A Times Editorial
Our long-term security interests depend on the creation of a broadly representative Iraqi political system that is seen as independent of Washington.
© St. Petersburg Times, published April 9, 2003
Military victory in Iraq will not strengthen our long-term security if the government that replaces Saddam Hussein's regime is unstable, unrepresentative or viewed as a puppet of the United States. President Bush seems to recognize those risks. After meeting with British Prime Minister Tony Blair this week, the president said the Iraqi people are "plenty capable" of choosing their own leaders, and he promised that the makeup of the next Iraqi government would be determined by Iraqis, not Americans. But daily decisions already being made could undercut that promise. Some ambitious Iraqi exiles did not wait for the end of the war to begin using American help to maneuver for power, and their interests don't necessarily coincide with the broader interests of the Iraqi people.

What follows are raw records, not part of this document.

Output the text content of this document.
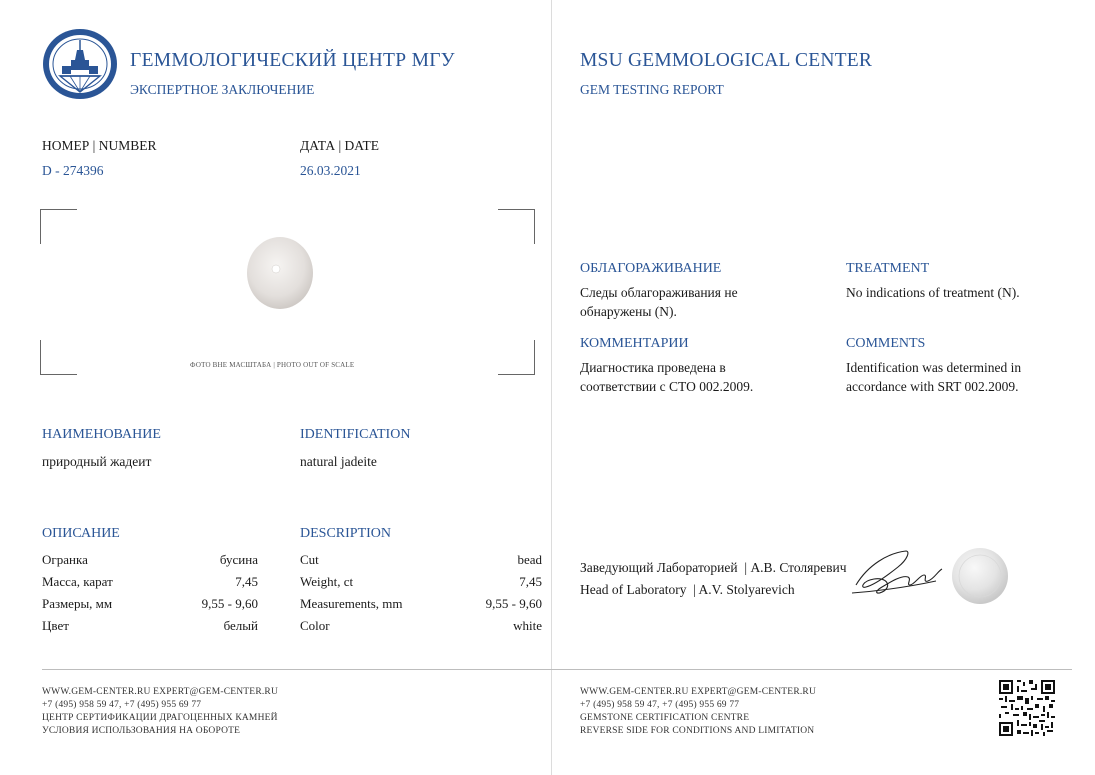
ГЕММОЛОГИЧЕСКИЙ ЦЕНТР МГУ
ЭКСПЕРТНОЕ ЗАКЛЮЧЕНИЕ
MSU GEMMOLOGICAL CENTER
GEM TESTING REPORT
НОМЕР | NUMBER
D - 274396
ДАТА | DATE
26.03.2021
ФОТО ВНЕ МАСШТАБА | PHOTO OUT OF SCALE
НАИМЕНОВАНИЕ
природный жадеит
IDENTIFICATION
natural jadeite
ОПИСАНИЕ	DESCRIPTION
Огранка	бусина	Cut	bead
Масса, карат	7,45	Weight, ct	7,45
Размеры, мм	9,55 - 9,60	Measurements, mm	9,55 - 9,60
Цвет	белый	Color	white
ОБЛАГОРАЖИВАНИЕ
Следы облагораживания не
обнаружены (N).
TREATMENT
No indications of treatment (N).
КОММЕНТАРИИ
Диагностика проведена в
соответствии с СТО 002.2009.
COMMENTS
Identification was determined in
accordance with SRT 002.2009.
Заведующий Лабораторией  | А.В. Столяревич
Head of Laboratory  | A.V. Stolyarevich
WWW.GEM-CENTER.RU EXPERT@GEM-CENTER.RU
+7 (495) 958 59 47, +7 (495) 955 69 77
ЦЕНТР СЕРТИФИКАЦИИ ДРАГОЦЕННЫХ КАМНЕЙ
УСЛОВИЯ ИСПОЛЬЗОВАНИЯ НА ОБОРОТЕ
WWW.GEM-CENTER.RU EXPERT@GEM-CENTER.RU
+7 (495) 958 59 47, +7 (495) 955 69 77
GEMSTONE CERTIFICATION CENTRE
REVERSE SIDE FOR CONDITIONS AND LIMITATION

Blair has pushed the president to give the United Nations a larger role in the governance of postwar Iraq. Again, the president has made broad promises that could be compromised by specific decisions already being made.
The White House recognizes that it is in everyone's interests to give U.N. agencies a lead role in providing humanitarian aid in postwar Iraq. Our government has neither the expertise nor the resources to bear that long-term burden alone, and working through the United Nations can help to repair relationships damaged in the dispute leading up to war.
However, humanitarian aid and government services often overlap. As soon as possible, responsibility for providing water, electricity and other basic services to the Iraqi people should be transferred to a new, indigenous government, not an outside authority.
It is inevitable that some contingent of the U.S. and British troops who win the war will continue to keep the peace during the early days of the transition to a post-Saddam Hussein government. The trick will be to prevent Iraqis with narrow popular support to use those troops as cover for establishing political control before the Iraqi people have a chance to participate in the process.
Millions of Iraqis are waiting to see whether the United States will live up to President Bush's promises. So are millions of people in neighboring Islamic countries and elsewhere around the world.
If our government encourages the establishment of a truly independent, broadly representative government in place of Hussein's tyranny, skeptical Iraqis are likely to embrace the process and anti-American sentiment in the region could dissipate. But some powerful voices within the Bush administration want to maintain full authority over the process. That thinking is short-sighted at best. Only by living up to the noblest purposes of our intervention in Iraq can we consolidate the long-term benefits of military victory.